What a dataset row looks like

{
  "row_id": "r_0000123",
  "prompt": "Classify this ticket into one of: billing, technical, feature_request. Ticket: Where can I download my invoice for March?",
  "response": "billing",
  "metadata": {
    "source_trace_id": "t_af91",
    "teacher_model": "openai/gpt-4o",
    "judge_score": 0.92,
    "cluster_id": 34,
    "tags": ["ticket_classifier", "reviewed"]
  }
}
Rows that came from traces retain a source_trace_id — you can always follow back to the original request.

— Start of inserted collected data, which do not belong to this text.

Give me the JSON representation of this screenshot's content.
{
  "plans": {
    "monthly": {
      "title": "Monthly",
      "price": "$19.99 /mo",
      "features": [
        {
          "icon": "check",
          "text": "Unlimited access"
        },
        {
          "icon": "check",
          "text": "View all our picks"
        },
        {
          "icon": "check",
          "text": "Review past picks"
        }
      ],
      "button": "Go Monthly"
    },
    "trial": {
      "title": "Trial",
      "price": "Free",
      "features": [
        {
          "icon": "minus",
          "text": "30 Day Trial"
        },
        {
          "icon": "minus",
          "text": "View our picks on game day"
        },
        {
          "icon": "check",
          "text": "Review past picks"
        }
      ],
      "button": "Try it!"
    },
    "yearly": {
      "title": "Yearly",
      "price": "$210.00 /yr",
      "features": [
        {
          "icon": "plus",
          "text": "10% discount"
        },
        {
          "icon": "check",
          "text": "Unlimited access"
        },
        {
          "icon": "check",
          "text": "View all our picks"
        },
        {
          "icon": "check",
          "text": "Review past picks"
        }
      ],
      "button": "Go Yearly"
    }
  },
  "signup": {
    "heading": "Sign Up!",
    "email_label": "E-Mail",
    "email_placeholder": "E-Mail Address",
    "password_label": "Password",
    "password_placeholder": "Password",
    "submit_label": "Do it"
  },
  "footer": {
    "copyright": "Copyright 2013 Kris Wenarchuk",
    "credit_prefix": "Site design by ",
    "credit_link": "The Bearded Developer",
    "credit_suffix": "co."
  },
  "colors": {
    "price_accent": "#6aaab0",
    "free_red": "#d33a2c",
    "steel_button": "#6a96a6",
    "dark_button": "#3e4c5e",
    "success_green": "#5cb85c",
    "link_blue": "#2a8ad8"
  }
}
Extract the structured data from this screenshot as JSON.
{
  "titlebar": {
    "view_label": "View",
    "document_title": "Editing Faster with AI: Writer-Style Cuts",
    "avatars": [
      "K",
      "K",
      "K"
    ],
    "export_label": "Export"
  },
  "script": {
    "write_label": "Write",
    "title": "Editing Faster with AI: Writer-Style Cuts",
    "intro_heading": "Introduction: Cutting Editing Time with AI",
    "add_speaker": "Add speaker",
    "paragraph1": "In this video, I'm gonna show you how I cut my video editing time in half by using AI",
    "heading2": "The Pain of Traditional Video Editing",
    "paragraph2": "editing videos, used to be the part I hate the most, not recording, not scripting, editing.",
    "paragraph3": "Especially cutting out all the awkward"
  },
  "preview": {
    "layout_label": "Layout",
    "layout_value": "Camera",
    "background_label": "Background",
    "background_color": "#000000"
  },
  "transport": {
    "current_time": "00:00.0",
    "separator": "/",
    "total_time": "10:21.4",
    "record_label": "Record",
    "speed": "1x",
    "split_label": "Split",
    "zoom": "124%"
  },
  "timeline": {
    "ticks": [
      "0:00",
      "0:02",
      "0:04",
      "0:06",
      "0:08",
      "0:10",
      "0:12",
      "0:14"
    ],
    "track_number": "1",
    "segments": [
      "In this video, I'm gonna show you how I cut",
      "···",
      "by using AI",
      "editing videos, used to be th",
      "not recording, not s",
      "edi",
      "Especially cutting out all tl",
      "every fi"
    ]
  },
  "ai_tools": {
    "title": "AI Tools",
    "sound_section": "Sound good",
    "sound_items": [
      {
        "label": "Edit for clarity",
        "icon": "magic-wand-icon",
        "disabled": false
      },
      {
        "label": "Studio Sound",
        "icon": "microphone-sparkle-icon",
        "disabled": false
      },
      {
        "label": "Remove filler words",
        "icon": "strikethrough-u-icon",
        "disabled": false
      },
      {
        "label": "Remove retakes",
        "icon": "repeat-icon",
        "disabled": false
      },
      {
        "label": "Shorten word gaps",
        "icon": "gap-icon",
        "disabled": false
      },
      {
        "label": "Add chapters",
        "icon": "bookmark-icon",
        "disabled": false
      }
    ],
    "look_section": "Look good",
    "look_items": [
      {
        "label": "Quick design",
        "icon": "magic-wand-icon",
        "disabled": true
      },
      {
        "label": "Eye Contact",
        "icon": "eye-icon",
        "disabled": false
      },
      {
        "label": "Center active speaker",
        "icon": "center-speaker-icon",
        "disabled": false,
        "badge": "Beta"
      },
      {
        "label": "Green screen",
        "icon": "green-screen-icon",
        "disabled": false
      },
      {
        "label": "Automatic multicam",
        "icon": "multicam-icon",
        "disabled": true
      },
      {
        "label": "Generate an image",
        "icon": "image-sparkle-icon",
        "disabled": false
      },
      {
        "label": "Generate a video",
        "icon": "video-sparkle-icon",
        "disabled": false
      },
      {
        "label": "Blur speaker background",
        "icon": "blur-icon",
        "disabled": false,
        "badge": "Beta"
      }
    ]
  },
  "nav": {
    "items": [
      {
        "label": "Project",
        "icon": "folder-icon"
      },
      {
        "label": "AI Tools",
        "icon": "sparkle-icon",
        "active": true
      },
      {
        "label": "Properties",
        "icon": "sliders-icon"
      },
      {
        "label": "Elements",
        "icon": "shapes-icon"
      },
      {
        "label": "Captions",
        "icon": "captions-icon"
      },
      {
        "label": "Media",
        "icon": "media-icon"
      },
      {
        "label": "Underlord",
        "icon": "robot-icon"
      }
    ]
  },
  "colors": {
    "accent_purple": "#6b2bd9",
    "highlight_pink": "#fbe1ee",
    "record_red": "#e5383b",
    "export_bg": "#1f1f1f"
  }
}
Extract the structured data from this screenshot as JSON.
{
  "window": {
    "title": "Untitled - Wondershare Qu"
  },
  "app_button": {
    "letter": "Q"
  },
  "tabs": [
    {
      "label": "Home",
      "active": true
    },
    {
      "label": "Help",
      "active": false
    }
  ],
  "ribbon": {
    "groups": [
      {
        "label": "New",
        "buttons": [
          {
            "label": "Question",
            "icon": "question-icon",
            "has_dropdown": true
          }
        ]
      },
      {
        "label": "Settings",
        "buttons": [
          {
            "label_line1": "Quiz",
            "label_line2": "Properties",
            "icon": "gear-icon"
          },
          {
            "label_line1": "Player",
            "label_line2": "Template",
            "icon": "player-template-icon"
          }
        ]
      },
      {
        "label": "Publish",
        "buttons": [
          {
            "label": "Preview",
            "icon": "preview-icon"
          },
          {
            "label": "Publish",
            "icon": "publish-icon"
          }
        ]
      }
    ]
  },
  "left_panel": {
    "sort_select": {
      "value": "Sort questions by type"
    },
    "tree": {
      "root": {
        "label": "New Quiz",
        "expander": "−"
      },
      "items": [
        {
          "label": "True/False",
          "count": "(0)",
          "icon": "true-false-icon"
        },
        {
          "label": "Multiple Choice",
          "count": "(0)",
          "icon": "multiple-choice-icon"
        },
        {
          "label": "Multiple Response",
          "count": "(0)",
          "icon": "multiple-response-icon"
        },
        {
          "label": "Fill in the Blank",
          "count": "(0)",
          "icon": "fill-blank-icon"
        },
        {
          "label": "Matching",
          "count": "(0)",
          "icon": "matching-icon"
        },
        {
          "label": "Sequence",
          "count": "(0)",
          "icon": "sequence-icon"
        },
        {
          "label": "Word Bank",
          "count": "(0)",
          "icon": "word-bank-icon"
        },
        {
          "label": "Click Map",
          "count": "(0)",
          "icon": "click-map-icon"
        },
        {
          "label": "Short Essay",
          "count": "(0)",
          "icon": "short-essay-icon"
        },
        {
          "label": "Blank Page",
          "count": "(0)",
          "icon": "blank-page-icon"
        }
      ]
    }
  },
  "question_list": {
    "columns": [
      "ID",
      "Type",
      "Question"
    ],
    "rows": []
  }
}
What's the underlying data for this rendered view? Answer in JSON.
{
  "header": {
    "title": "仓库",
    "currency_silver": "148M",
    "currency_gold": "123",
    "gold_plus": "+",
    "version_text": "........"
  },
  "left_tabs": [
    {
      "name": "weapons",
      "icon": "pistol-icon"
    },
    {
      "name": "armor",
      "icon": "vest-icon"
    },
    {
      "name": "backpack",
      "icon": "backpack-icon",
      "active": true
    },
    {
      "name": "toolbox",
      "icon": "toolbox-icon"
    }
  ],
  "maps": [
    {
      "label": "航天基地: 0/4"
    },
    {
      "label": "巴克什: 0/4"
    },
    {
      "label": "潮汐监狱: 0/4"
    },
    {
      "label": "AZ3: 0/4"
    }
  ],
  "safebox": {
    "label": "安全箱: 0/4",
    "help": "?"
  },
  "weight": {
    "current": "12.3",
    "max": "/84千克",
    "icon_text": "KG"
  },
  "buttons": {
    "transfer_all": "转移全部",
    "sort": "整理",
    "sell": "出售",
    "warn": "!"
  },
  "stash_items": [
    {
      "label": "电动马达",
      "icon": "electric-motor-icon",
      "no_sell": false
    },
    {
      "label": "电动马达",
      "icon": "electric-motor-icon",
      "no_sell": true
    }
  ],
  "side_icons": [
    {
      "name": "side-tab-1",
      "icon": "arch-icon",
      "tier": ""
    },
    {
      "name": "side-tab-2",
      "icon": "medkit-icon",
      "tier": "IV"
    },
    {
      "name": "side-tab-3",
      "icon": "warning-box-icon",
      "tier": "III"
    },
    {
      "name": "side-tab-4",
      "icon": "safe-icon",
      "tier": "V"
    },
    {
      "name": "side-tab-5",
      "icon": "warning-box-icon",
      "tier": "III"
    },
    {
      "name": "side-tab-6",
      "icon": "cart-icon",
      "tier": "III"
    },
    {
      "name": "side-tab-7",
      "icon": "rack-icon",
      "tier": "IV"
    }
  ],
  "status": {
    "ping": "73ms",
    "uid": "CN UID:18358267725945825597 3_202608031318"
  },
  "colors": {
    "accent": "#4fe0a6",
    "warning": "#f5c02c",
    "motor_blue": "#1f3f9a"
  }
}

Curation: filtering the bad rows

Raw traces have noise. A good dataset is curated: you keep the useful rows and drop the rest. The engine ships a curation pipeline with three stages:
1

Judge

An LLM judge (configurable — defaults to a cheap model like openai/gpt-4o-mini) scores each row on helpfulness, relevance, and format. Rows below a threshold are flagged.
2

Filter

Apply rules: drop rows with errors, drop rows outside the target cluster, drop rows above a length limit, drop rows with flagged PII.
3

Review

Human review in the UI for the top slice — usually 50–100 borderline rows. Not required but cheap insurance for your first distillation.
Each stage is implemented in opentracy.distillation.curation and you can run them standalone if you’re building a pipeline manually. See the API reference for details.

Versioning

Datasets are immutable once frozen. If you curate more rows or change the judge, you get a new version:
invoice-extraction-v1  (frozen, 847 rows)
invoice-extraction-v2  (frozen, 1240 rows, stricter judge threshold)
invoice-extraction-v3  (active, 1240 rows + 312 newly reviewed)
Every distillation job records the dataset version it trained on, so you can always reproduce a result or compare student models trained on different data.

Two things you do with a dataset

Distill

Hand the dataset to the distillation pipeline. A student model gets fine-tuned on the teacher’s labels and comes out as a LoRA adapter you can serve.

Evaluate

Pick a dataset as the benchmark. Run any model against it and compare accuracy, cost per row, and latency — including models you’re considering swapping in via an alias.

Common mistakes

Don’t distill with < 200 rows. Below that threshold the student tends to overfit and doesn’t generalize beyond the training prompts. 500–2000 is the sweet spot for most tasks.
Don’t mix unrelated clusters in one dataset. If you put “SQL generation” and “customer emails” in the same dataset, the student learns neither well. One dataset = one coherent task.
Don’t skip curation on the first run. Raw traces include failures, refusals, truncated outputs. Let the judge drop those before training — otherwise the student learns the noise.